Because an increase in axon diameter increases the conduction velocity of an action potential and because animals often face circumstances in which a rapid response is advantageous for survival, giant axons have evolved in several animal groups. No particular diameter qualifies an axon as giant. Rather, the term is relative: A giant axon is of exceptional diameter in comparison with other axons in the same animal. Some axons are truly giant in cellular dimensions, such as the third-order giant axons in the squid, which may be 1 mm (1000 μm) in diameter. At the other extreme, the giant axons in the fruit fly Drosophila are only about 4 μm in diameter, but they are still an order of magnitude larger than other nearby axons.
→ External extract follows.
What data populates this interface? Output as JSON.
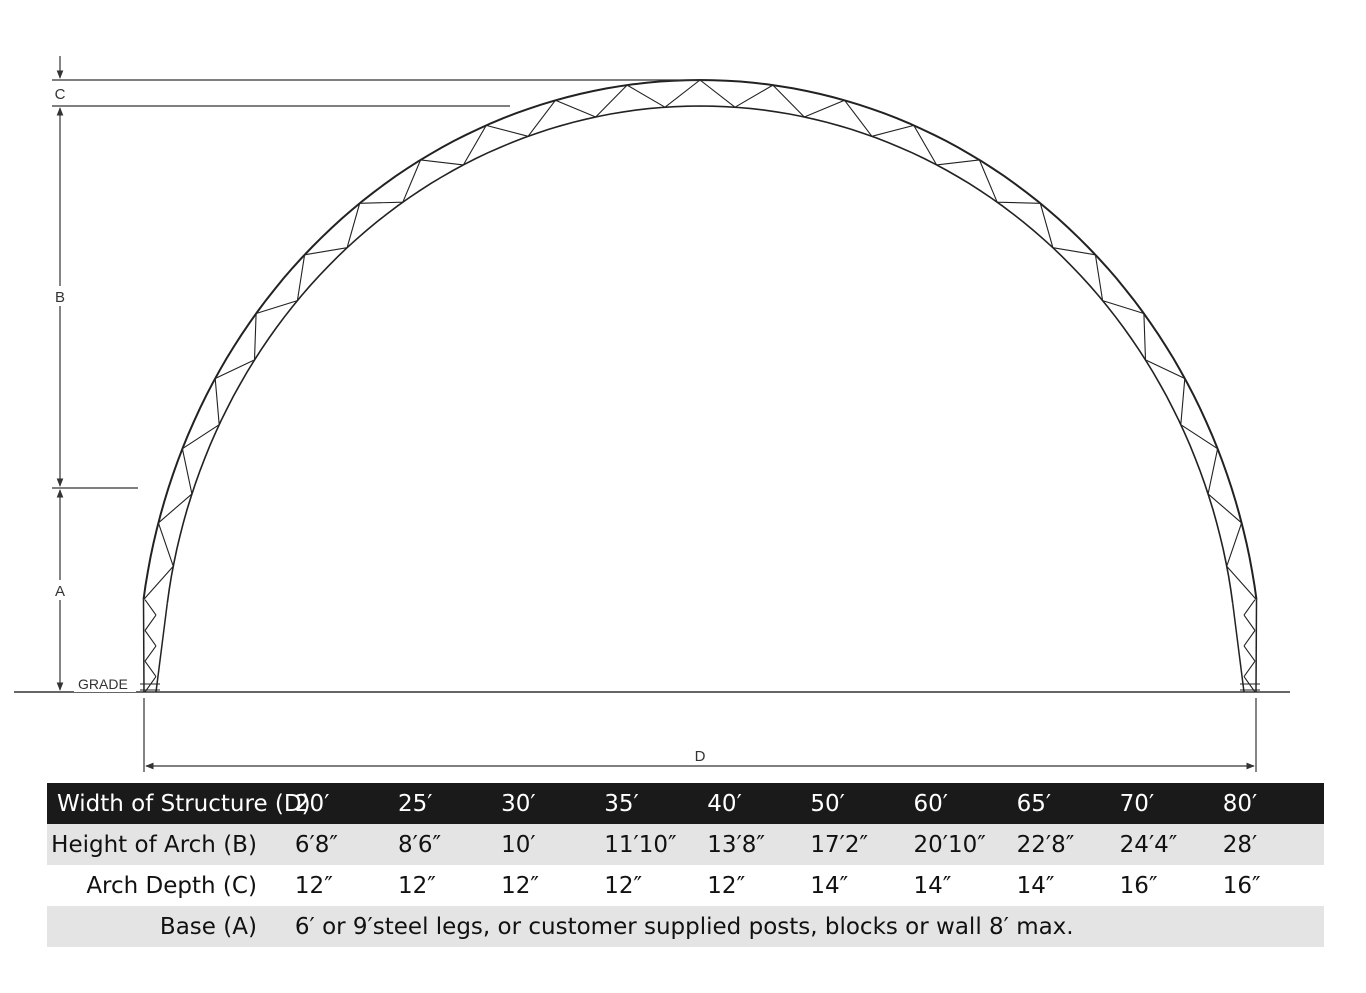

Box Extension 12.3 describes the structure and function of giant axons in squid and in some other invertebrates.

Giant axons usually mediate behaviors for which speed and short latency of response are paramount, such as escape movements. The role of giant axons in squid locomotion provides an instructive example. A squid moves by jet propulsion. The animal contracts the muscles of its outer mantle to expel a jet of water from the mantle cavity through a moveable siphon. The giant axons serve to ensure a rapid and simultaneous contraction of all the mantle muscles—a necessary condition for fast, effective locomotion.

The squid actually possesses three sets of giant neurons, arranged in series:

Squid giant axon

In the brain are two partially fused first-order giant neurons (see Part 1), either of which can initiate activity of the entire propulsion system. Activation of a first-order giant neuron excites second-order giant neurons (see Part 2), which extend from the brain to paired stellate ganglia at the anterolateral margins of the mantle. Axons of several third-order giant neurons radiate from each stellate ganglion to the mantle muscles (see Part 3), and they are the motor axons that cause these muscles to contract.

The muscles at the posterior end of the elongate mantle are much farther from the stellate ganglion than are the anterior muscles. As an adaptation ensuring simultaneous contraction of these widespread muscles, the radiating axons of third-order giant neurons differ greatly in size. The largest and most rapidly conducting third-order giant axons extend to the most distant, posterior portion of the mantle. It is this arrangement of the giant axons that enables the signal for muscle contraction to arrive simultaneously at all parts of the mantle, as rapidly as possible.

Animals have followed several different evolutionary paths to achieve axons of large diameter. Giant axons can be unicellular (with one soma) or multicellular (with several somata). Unicellular giant axons are found in cockroaches, some annelids (such as Protula), and the medial giant axons of crayfish. Although most giant axons occur in invertebrates, the Mauthner neurons of fish and amphibians are examples of unicellular, myelinated vertebrate giant axons.

Multicellular giant axons may be syncytial or segmented. A syncytium (plural syncytia) results from a breakdown in cell membrane boundaries between cells, forming large multinucleated “cells” of multicellular origin. Squid third-order giant axons develop by syncytial fusion of processes of 300–500 cells that retain discrete somata. In contrast, crayfish lateral giant axons and the giant axons of many annelids are made up of segmentally arranged cells that form low-resistance, end-to-end junctions. These junctions act as electrical synapses that allow direct electrical transmission of action potentials from cell to cell (see Figure 12.1 in the textbook), so the segmented axon functions as if it were one cell.

Clearly giant axons have evolved repeatedly, in diverse forms and developmental origins. This evolutionary convergence indicates a strong adaptive advantage of rapid impulse conduction. Giant axons such as the squid’s are a selective disadvantage only in the neighborhood of Woods Hole, Massachusetts, and a few other locations of marine laboratories, where axonologists exert a negative selective pressure on the creatures that grow big axons, by using them for physiological experiments!